Ms. Hester is Content Specialist with Contemporary OB/GYN and Contemporary Pediatrics.
In this morning’s briefing, the Infectious Diseases Society of America (IDSA) addressed the safety of returning to school and what the future may hold for pediatric vaccination for coronavirus disease 2019.
One year ago, schools, colleges, and universities made the rapid shift to online learning to prevent the spread of coronavirus disease 2019 (COVID-19). The start of the 2020-2021 academic year initiated the debate over whether students could now safely return to classrooms, and what would be required to do so, which resulted in a massive patchwork of approaches across the United States. Now, with 3 available vaccines and a much greater understanding of COVID-19, the debate continues. A briefing from the Infectious Diseases Society of America offers some much needed information.
In her opening remarks, Tina Q. Tan, MD, FAAP, FIDSA, FPIDS, professor of pediatrics at Northwestern University, Feinberg School of Medicine in Chicago, Illinois, and editor-in-chief of Contemporary Pediatrics addressed the common questions that occur in the debate over school reopening: why is now the appropriate time; how will children be safe; and why is the return to school so important. Tan noted that research continues to indicate that schools are not a likely source of superspreader events, when proper infection control procedures, such as masking, creating small cohorts, and social distancing, are followed, and that community spread was a more likely source of infection. In-person education is critical for children, Tan said, not only for academic learning, but as a source of reliable nutrition, speech therapy, occupational therapy, and a safe place to address inequities. Over the past year with distance learning, a number of concerning educational outcomes have been noted including falling test scores, increased absences, and an increase in the number of drop-outs.
Tan also addressed how important vaccinations are in getting children back to school, with many states putting teachers and staff into priority groups. Only the Pfizer vaccine is authorized for use in any segment of the pediatric population and it can only be administered to children aged 16 years and older. Moderna is expected to report on their ongoing vaccine trial in children aged 12 to 16 years by early summer and if authorized, children in that age group could be receiving the vaccine in time for the start of the 2021-2022 academic year. Pfizer and Johnson & Johnson will likely report their results later in 2021. It’s expected that the companies will expand their vaccine trials to children aged younger than 12 years in the next few months, which could mean an authorized vaccine for all ages in early 2022.
Preeti Malani, MD, MS, MSJ, FIDSA, FSHEA, professor of medicine in the division of infectious diseases at the University of Michigan in Ann Arbor, noted that safe school openings will look different across all communities.

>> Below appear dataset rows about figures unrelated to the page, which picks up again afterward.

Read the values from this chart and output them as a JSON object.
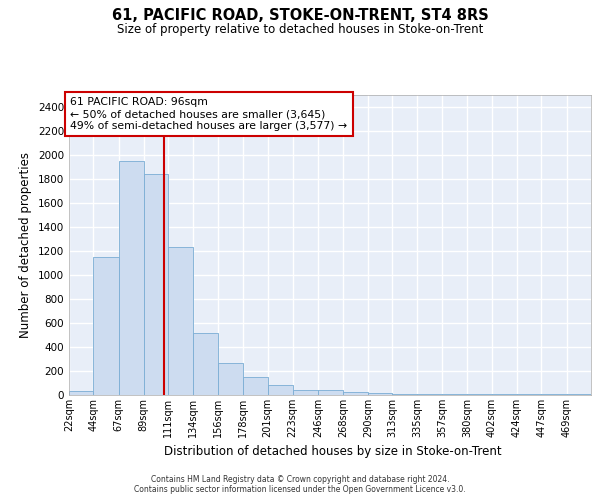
{
  "title": "61, PACIFIC ROAD, STOKE-ON-TRENT, ST4 8RS",
  "subtitle": "Size of property relative to detached houses in Stoke-on-Trent",
  "xlabel": "Distribution of detached houses by size in Stoke-on-Trent",
  "ylabel": "Number of detached properties",
  "bin_labels": [
    "22sqm",
    "44sqm",
    "67sqm",
    "89sqm",
    "111sqm",
    "134sqm",
    "156sqm",
    "178sqm",
    "201sqm",
    "223sqm",
    "246sqm",
    "268sqm",
    "290sqm",
    "313sqm",
    "335sqm",
    "357sqm",
    "380sqm",
    "402sqm",
    "424sqm",
    "447sqm",
    "469sqm"
  ],
  "bin_edges": [
    11,
    33,
    55.5,
    78,
    100,
    122.5,
    145,
    167,
    189.5,
    212,
    234.5,
    257,
    279.5,
    301.5,
    324,
    346,
    368.5,
    391,
    413.5,
    435.5,
    458,
    480
  ],
  "bar_heights": [
    30,
    1150,
    1950,
    1840,
    1230,
    520,
    270,
    150,
    80,
    45,
    40,
    25,
    15,
    10,
    10,
    5,
    5,
    5,
    5,
    5,
    5
  ],
  "bar_color": "#cddcf0",
  "bar_edge_color": "#7aadd4",
  "red_line_x": 96,
  "red_line_color": "#cc0000",
  "annotation_line1": "61 PACIFIC ROAD: 96sqm",
  "annotation_line2": "← 50% of detached houses are smaller (3,645)",
  "annotation_line3": "49% of semi-detached houses are larger (3,577) →",
  "annotation_box_color": "white",
  "annotation_box_edge": "#cc0000",
  "ylim": [
    0,
    2500
  ],
  "yticks": [
    0,
    200,
    400,
    600,
    800,
    1000,
    1200,
    1400,
    1600,
    1800,
    2000,
    2200,
    2400
  ],
  "bg_color": "#e8eef8",
  "grid_color": "white",
  "footer_line1": "Contains HM Land Registry data © Crown copyright and database right 2024.",
  "footer_line2": "Contains public sector information licensed under the Open Government Licence v3.0."
}
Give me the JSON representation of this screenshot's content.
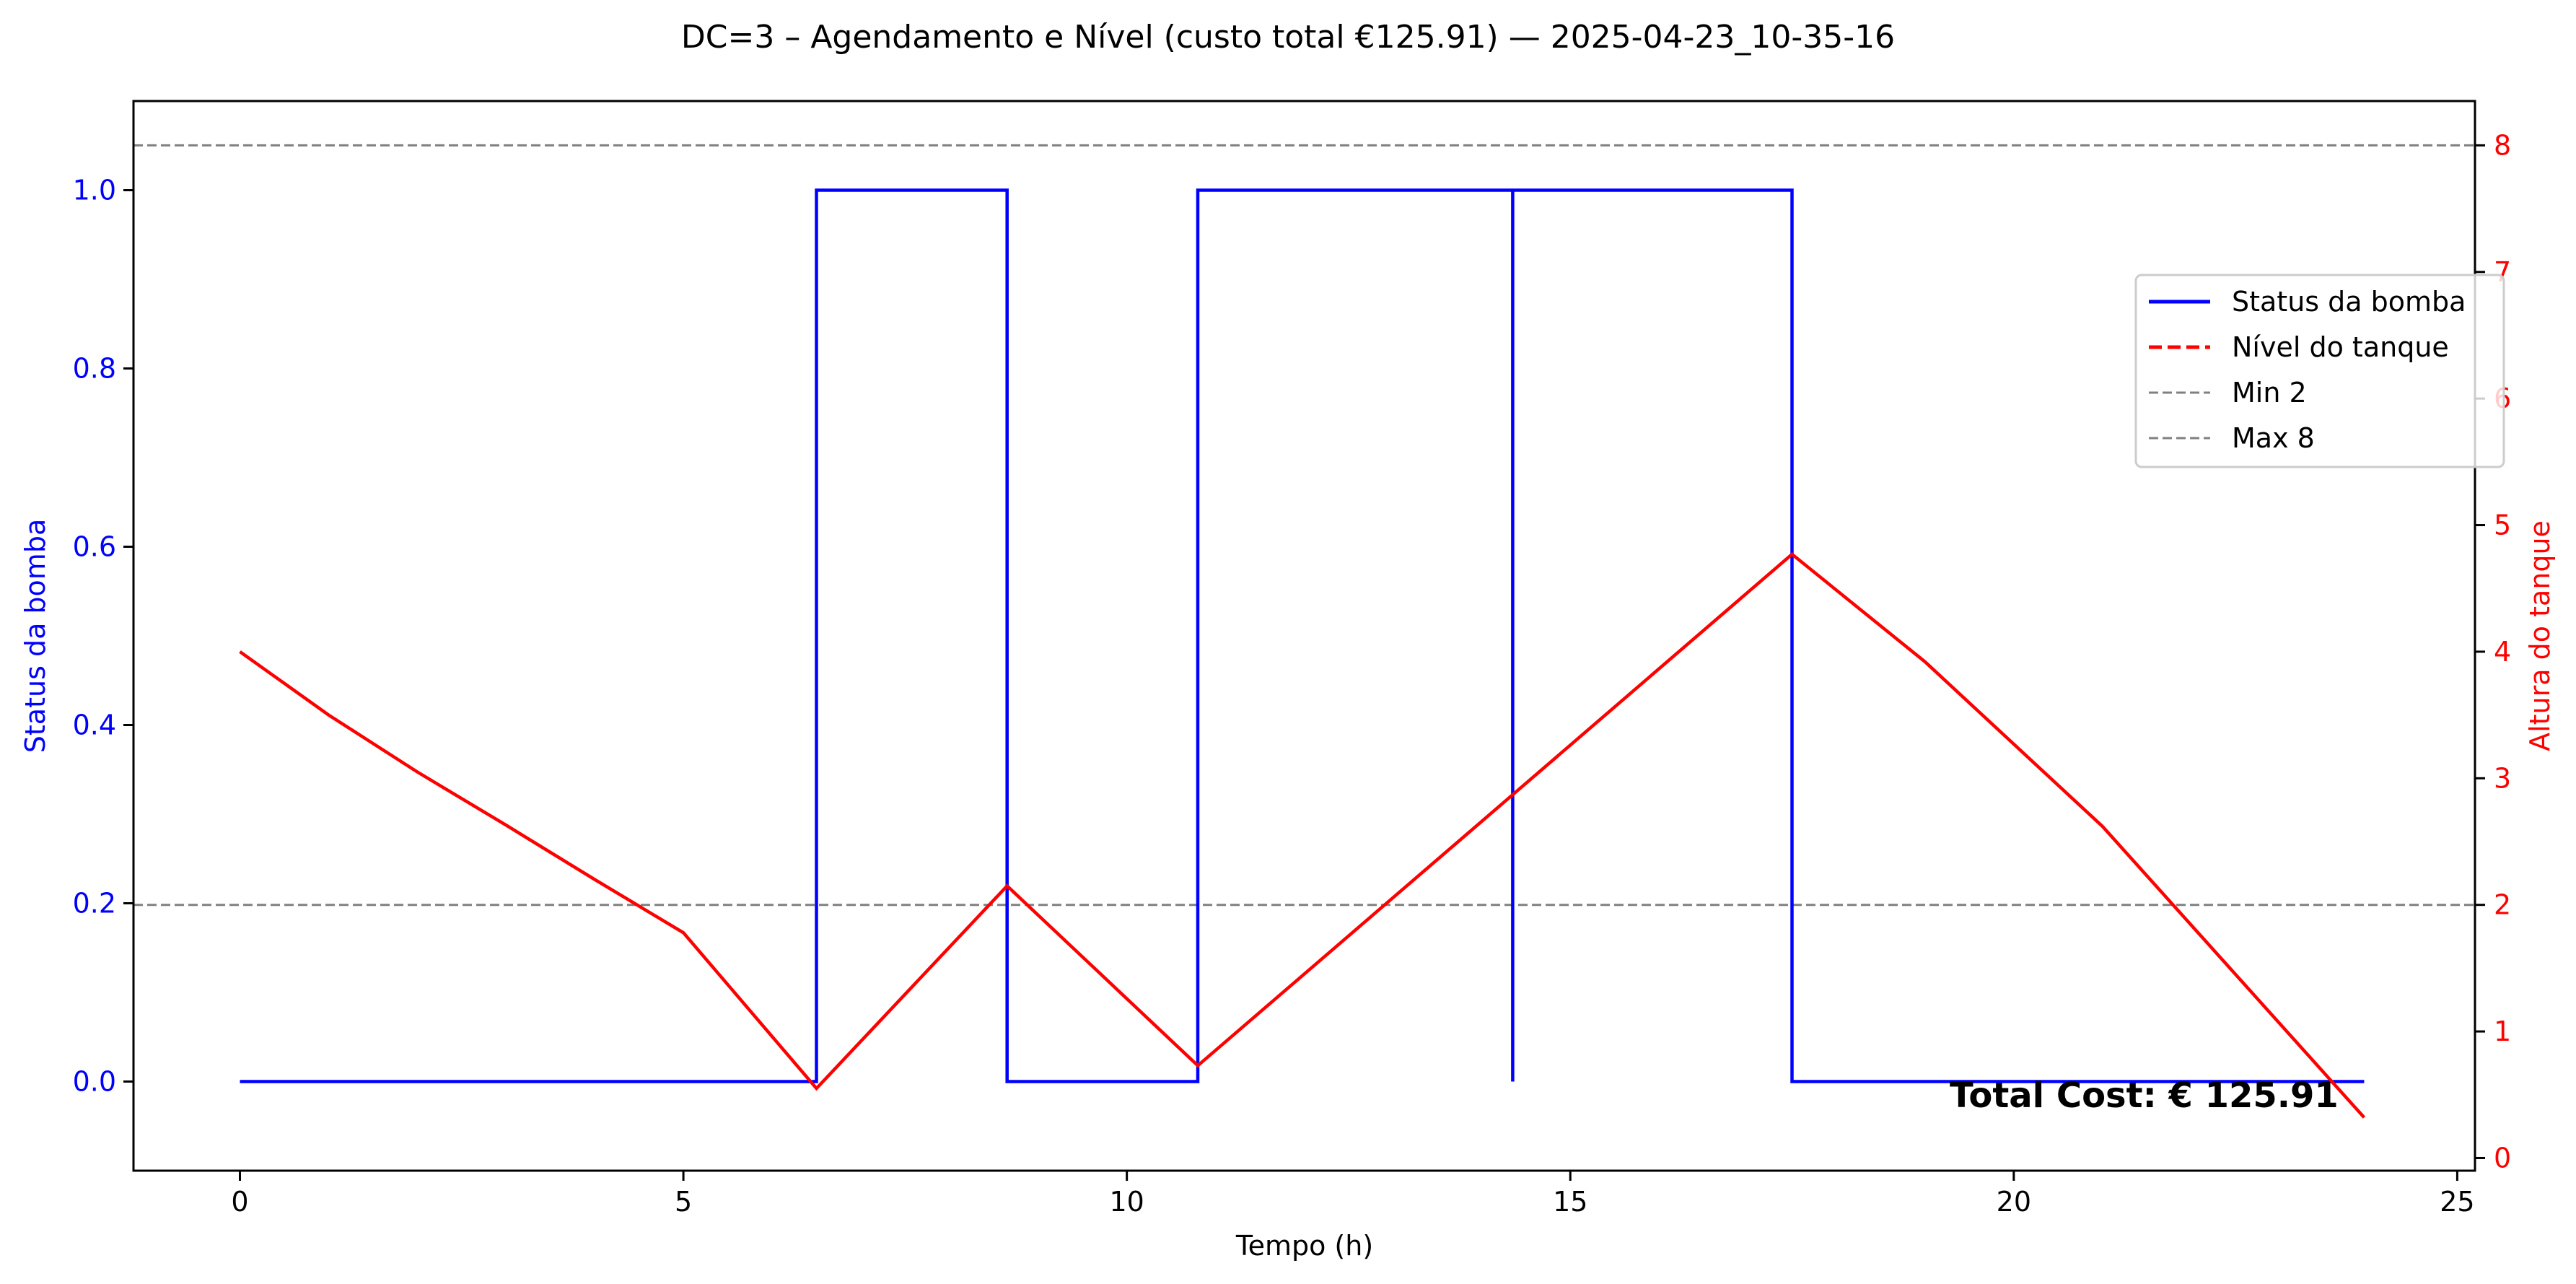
{
  "chart_data": {
    "type": "line",
    "title": "DC=3 – Agendamento e Nível (custo total €125.91) — 2025-04-23_10-35-16",
    "xlabel": "Tempo (h)",
    "ylabel_left": "Status da bomba",
    "ylabel_right": "Altura do tanque",
    "xlim": [
      -1.2,
      25.2
    ],
    "ylim_left": [
      -0.1,
      1.1
    ],
    "ylim_right": [
      -0.1,
      8.35
    ],
    "x_ticks": [
      0,
      5,
      10,
      15,
      20,
      25
    ],
    "y_left_ticks": [
      0.0,
      0.2,
      0.4,
      0.6,
      0.8,
      1.0
    ],
    "y_right_ticks": [
      0,
      1,
      2,
      3,
      4,
      5,
      6,
      7,
      8
    ],
    "y_left_tick_labels": [
      "0.0",
      "0.2",
      "0.4",
      "0.6",
      "0.8",
      "1.0"
    ],
    "y_right_tick_labels": [
      "0",
      "1",
      "2",
      "3",
      "4",
      "5",
      "6",
      "7",
      "8"
    ],
    "x_tick_labels": [
      "0",
      "5",
      "10",
      "15",
      "20",
      "25"
    ],
    "grid": false,
    "legend_position": "upper-right",
    "colors": {
      "pump": "#0000ff",
      "level": "#ff0000",
      "reference": "#808080",
      "left_axis_text": "#0000ff",
      "right_axis_text": "#ff0000"
    },
    "series": [
      {
        "name": "Status da bomba",
        "axis": "left",
        "style": "solid",
        "x": [
          0,
          6.5,
          6.5,
          8.65,
          8.65,
          10.8,
          10.8,
          14.35,
          14.35,
          14.35,
          17.5,
          17.5,
          23.95
        ],
        "y": [
          0,
          0,
          1,
          1,
          0,
          0,
          1,
          1,
          0,
          1,
          1,
          0,
          0
        ]
      },
      {
        "name": "Nível do tanque",
        "axis": "right",
        "style": "solid",
        "x": [
          0,
          1,
          2,
          3,
          4,
          5,
          6.5,
          8.65,
          10.8,
          14.35,
          17.5,
          19,
          21,
          23.95
        ],
        "y": [
          4.0,
          3.5,
          3.05,
          2.63,
          2.2,
          1.78,
          0.55,
          2.15,
          0.73,
          2.87,
          4.77,
          3.92,
          2.62,
          0.32
        ]
      }
    ],
    "reference_lines": [
      {
        "name": "Min 2",
        "axis": "right",
        "y": 2,
        "style": "dashed"
      },
      {
        "name": "Max 8",
        "axis": "right",
        "y": 8,
        "style": "dashed"
      }
    ],
    "legend": [
      {
        "label": "Status da bomba",
        "style": "solid",
        "color": "#0000ff"
      },
      {
        "label": "Nível do tanque",
        "style": "dashed",
        "color": "#ff0000"
      },
      {
        "label": "Min 2",
        "style": "dashed",
        "color": "#808080"
      },
      {
        "label": "Max 8",
        "style": "dashed",
        "color": "#808080"
      }
    ],
    "annotation": "Total Cost: € 125.91"
  }
}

It will require balancing the benefits gained from face-to-face learning with the risk of infection. In places where a full return to school may not be possible, she said that officials should prioritize elements of school that can’t be done remotely such as science labs, performance, and team sport physical education.
Tan addressed a couple of studies from Italy and Israel on schools and the new variants of COVID-19 that have popped up in those regions. She stressed that some of the schools included in the study did not utilize necessary infection control strategies, but that little information on this topic has been found in the United States so far. Malani felt that the variants allowed for very little room for error in managing the disease.
With the increasing roll-out of the vaccines and continued following of guidelines, both Tan and Malani agreed that returning to normalcy in schools will likely be possible in the near future, especially as vaccinations expand.